Briggs yells out, a wordless shout because he has no idea what to ask. Whether it’s a how or a why, his hand has let me go against his will. I land and roll as Briggs continues to shout, and by the time I’m right side up his shouts are muffled. The phantom hand that he doesn’t control is covering his face, sticking its digits into his eyes and blocking off his mouth. Briggs hulks his body around, crashing into lockers and knocking them over. At last, my eyes are back in focus with light. His knuckles are white where the hand is straining, the circuitry uncovered on the left side sparking and lighting up like a beacon. Sending signals and receiving them.
The One at the centre can hear me right now.
“Help us! I say. Raja. Raja. Are you still receiving? We want to find you, but it’s too guarded. Too deep within the System.”
“What are you raving about, freak? Come here! I’ll kill you! I’ll-”
Briggs reaches out with his good hand, knocking over a bedside table. His feet fumble in the spilled contents and he falls to the ground face first. It’s tough on his heavy frame to get up with only one hand co-operating, so I grab for my radio and make the signal whilst I can.
“Grandpa got loose! Repeat, Grandpa is loose and in the mid-tier cabin section. Straps and weights needed whilst he’s down.”
“You dare…” Briggs snarls the words out. “I won’t be tied like an animal again.”

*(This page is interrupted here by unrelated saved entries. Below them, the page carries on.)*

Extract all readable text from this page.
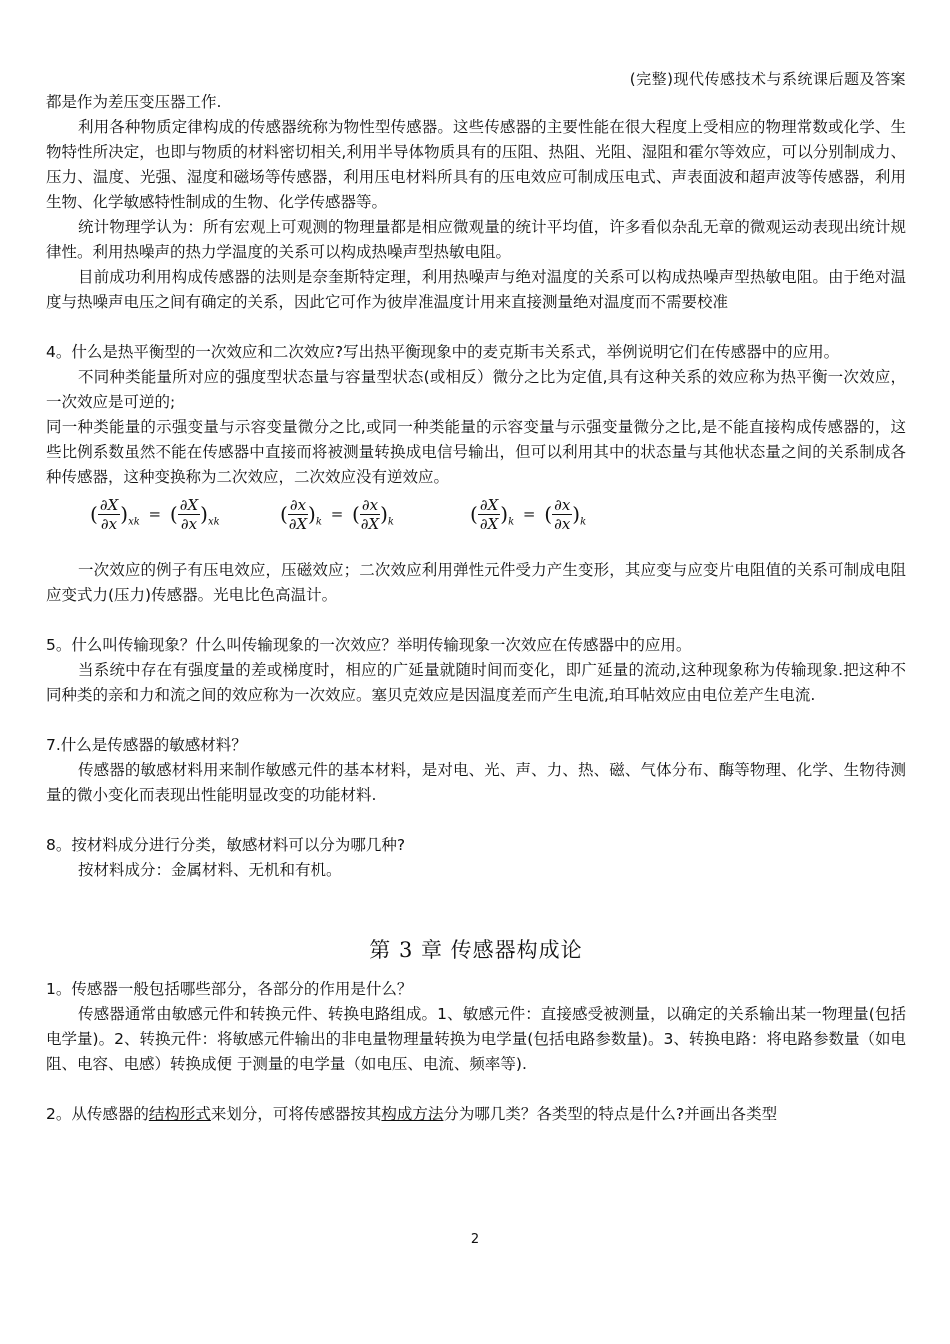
(完整)现代传感技术与系统课后题及答案

都是作为差压变压器工作.

利用各种物质定律构成的传感器统称为物性型传感器。这些传感器的主要性能在很大程度上受相应的物理常数或化学、生物特性所决定，也即与物质的材料密切相关,利用半导体物质具有的压阻、热阻、光阻、湿阻和霍尔等效应，可以分别制成力、压力、温度、光强、湿度和磁场等传感器，利用压电材料所具有的压电效应可制成压电式、声表面波和超声波等传感器，利用生物、化学敏感特性制成的生物、化学传感器等。

统计物理学认为：所有宏观上可观测的物理量都是相应微观量的统计平均值，许多看似杂乱无章的微观运动表现出统计规律性。利用热噪声的热力学温度的关系可以构成热噪声型热敏电阻。

目前成功利用构成传感器的法则是奈奎斯特定理，利用热噪声与绝对温度的关系可以构成热噪声型热敏电阻。由于绝对温度与热噪声电压之间有确定的关系，因此它可作为彼岸准温度计用来直接测量绝对温度而不需要校准

4。什么是热平衡型的一次效应和二次效应?写出热平衡现象中的麦克斯韦关系式，举例说明它们在传感器中的应用。

不同种类能量所对应的强度型状态量与容量型状态(或相反）微分之比为定值,具有这种关系的效应称为热平衡一次效应，一次效应是可逆的;

同一种类能量的示强变量与示容变量微分之比,或同一种类能量的示容变量与示强变量微分之比,是不能直接构成传感器的，这些比例系数虽然不能在传感器中直接而将被测量转换成电信号输出，但可以利用其中的状态量与其他状态量之间的关系制成各种传感器，这种变换称为二次效应，二次效应没有逆效应。

( $\frac{\partial X}{\partial x} )_{xk}$ = ( $\frac{\partial X}{\partial x} )_{xk}$	( $\frac{\partial x}{\partial X} )_k$ = ( $\frac{\partial x}{\partial X} )_k$	( $\frac{\partial X}{\partial X} )_k$ = ( $\frac{\partial x}{\partial x} )_k$

一次效应的例子有压电效应，压磁效应；二次效应利用弹性元件受力产生变形，其应变与应变片电阻值的关系可制成电阻应变式力(压力)传感器。光电比色高温计。

5。什么叫传输现象？什么叫传输现象的一次效应？举明传输现象一次效应在传感器中的应用。

当系统中存在有强度量的差或梯度时，相应的广延量就随时间而变化，即广延量的流动,这种现象称为传输现象.把这种不同种类的亲和力和流之间的效应称为一次效应。塞贝克效应是因温度差而产生电流,珀耳帖效应由电位差产生电流.

7.什么是传感器的敏感材料？

传感器的敏感材料用来制作敏感元件的基本材料，是对电、光、声、力、热、磁、气体分布、酶等物理、化学、生物待测量的微小变化而表现出性能明显改变的功能材料.

8。按材料成分进行分类，敏感材料可以分为哪几种?

按材料成分：金属材料、无机和有机。

第 3 章 传感器构成论

1。传感器一般包括哪些部分，各部分的作用是什么？

传感器通常由敏感元件和转换元件、转换电路组成。1、敏感元件：直接感受被测量，以确定的关系输出某一物理量(包括电学量)。2、转换元件：将敏感元件输出的非电量物理量转换为电学量(包括电路参数量)。3、转换电路：将电路参数量（如电阻、电容、电感）转换成便 于测量的电学量（如电压、电流、频率等).

2。从传感器的结构形式来划分，可将传感器按其构成方法分为哪几类？各类型的特点是什么?并画出各类型

2
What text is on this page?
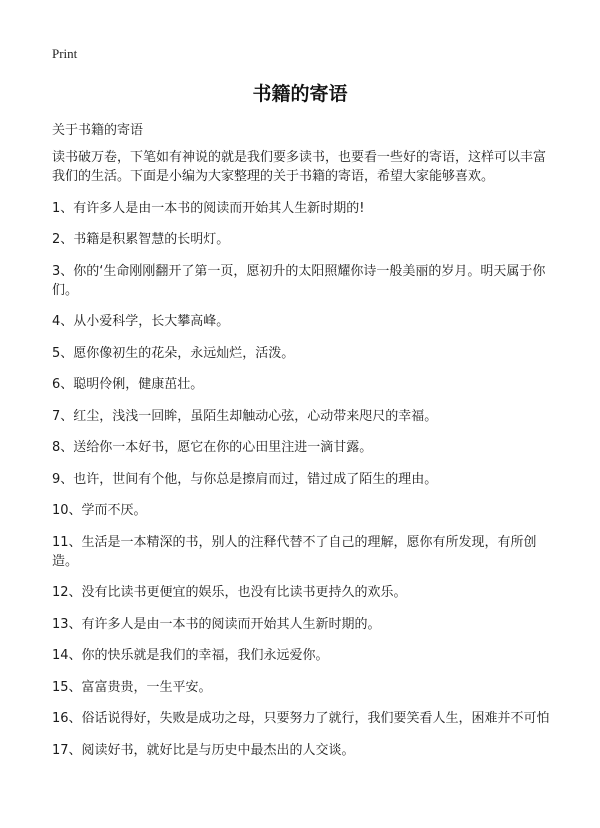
Print
书籍的寄语
关于书籍的寄语

读书破万卷，下笔如有神说的就是我们要多读书，也要看一些好的寄语，这样可以丰富我们的生活。下面是小编为大家整理的关于书籍的寄语，希望大家能够喜欢。

1、有许多人是由一本书的阅读而开始其人生新时期的!

2、书籍是积累智慧的长明灯。

3、你的‘生命刚刚翻开了第一页，愿初升的太阳照耀你诗一般美丽的岁月。明天属于你们。

4、从小爱科学，长大攀高峰。

5、愿你像初生的花朵，永远灿烂，活泼。

6、聪明伶俐，健康茁壮。

7、红尘，浅浅一回眸，虽陌生却触动心弦，心动带来咫尺的幸福。

8、送给你一本好书，愿它在你的心田里注进一滴甘露。

9、也许，世间有个他，与你总是擦肩而过，错过成了陌生的理由。

10、学而不厌。

11、生活是一本精深的书，别人的注释代替不了自己的理解，愿你有所发现，有所创造。

12、没有比读书更便宜的娱乐，也没有比读书更持久的欢乐。

13、有许多人是由一本书的阅读而开始其人生新时期的。

14、你的快乐就是我们的幸福，我们永远爱你。

15、富富贵贵，一生平安。

16、俗话说得好，失败是成功之母，只要努力了就行，我们要笑看人生，困难并不可怕

17、阅读好书，就好比是与历史中最杰出的人交谈。
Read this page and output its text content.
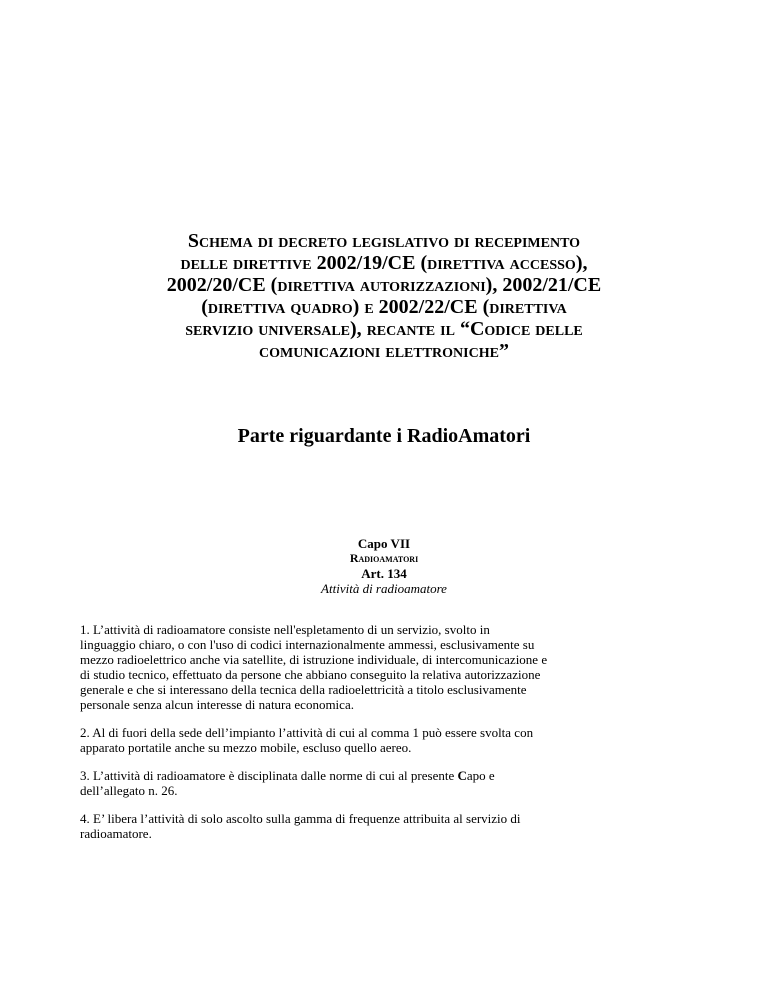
Schema di decreto legislativo di recepimento
delle direttive 2002/19/CE (direttiva accesso),
2002/20/CE (direttiva autorizzazioni), 2002/21/CE
(direttiva quadro) e 2002/22/CE (direttiva
servizio universale), recante il “Codice delle
comunicazioni elettroniche”
Parte riguardante i RadioAmatori
Capo VII
Radioamatori
Art. 134
Attività di radioamatore
1. L’attività di radioamatore consiste nell'espletamento di un servizio, svolto in
linguaggio chiaro, o con l'uso di codici internazionalmente ammessi, esclusivamente su
mezzo radioelettrico anche via satellite, di istruzione individuale, di intercomunicazione e
di studio tecnico, effettuato da persone che abbiano conseguito la relativa autorizzazione
generale e che si interessano della tecnica della radioelettricità a titolo esclusivamente
personale senza alcun interesse di natura economica.
2. Al di fuori della sede dell’impianto l’attività di cui al comma 1 può essere svolta con
apparato portatile anche su mezzo mobile, escluso quello aereo.
3. L’attività di radioamatore è disciplinata dalle norme di cui al presente Capo e
dell’allegato n. 26.
4. E’ libera l’attività di solo ascolto sulla gamma di frequenze attribuita al servizio di
radioamatore.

He stops struggling to get up, tossing himself onto his back like the great metal tortoise that he has become. Briggs takes his right hand to his left, prizing away the fingers one by one. To my horror, I see that it’s working. I look around, but there’s no-one outside the cabin’s open door, not even a figure running by. No-one has answered my call or my radio. I send the signal again, one eye trained on Briggs, but there’s no reply. The hand is coming away, Briggs’s dark fingers pure white with
the strain of holding the last one in place. His eyes are free. Trained on me. Dark and ringed red as blood.
I run. Bursting out of the cabin I scan the scene, taking off in the empty courtyard towards the northern walls. But even as I run, I look up into the brightly lit space, and there are no figures on the battlements. No-one is around, no sound, nothing. The place may as well be left for the ghosts.
And that’s when I hear it. The sound that I’d drowned out with my own screams and Briggs’s violent crashing. Again it comes slowly, out of the white noise, a hum that’s growing with every second I stand there. A constant drone alongside the hammering of my heart and the heave of my lungs. The sound is that of planes approaching, but I can’t see the sky. The floodlights are far too bright to make out how near they are, and the sound of the approach increases with every second.
“You won’t get away this time! I’m gonna break every bone in your sorry little body!”
There’s a thud and a crash as Briggs’s words echo across the yard. The tent is behind him now, leading to the tunnel where everyone else must be. It looks like the kids in the cabins have evacuated along with my troops. If I run now and do the same, Briggs is going to barrel right down that tunnel with us, maybe even collapse the whole thing. I can’t let him in on the plan, it would risk everything. But the drone is loud in my head and I have no idea how long I have before the strike rains down. If I don’t run for the tent, I could die.
I’d be gone from all of this pain and toil. Fast as you like.
“If I’m dying!” I shout back. “I’m taking you with me.”
I run for the place where we blasted the wall open, as far from the entrance to the tent as possible. Ducking into the half-open wall of the corridor I snake around, listening for the thump of heavy feet behind me. If there was ever a man with the muscles to carry a shell of metal at speed, I’ve met him. My lame leg wobbles every time I land on it, the muscles screaming with fire and shock. He’s damaged me, that much I know. I can feel my gait thrown off with every wide, sprinting stride, slowing my pace and fumbling the next move.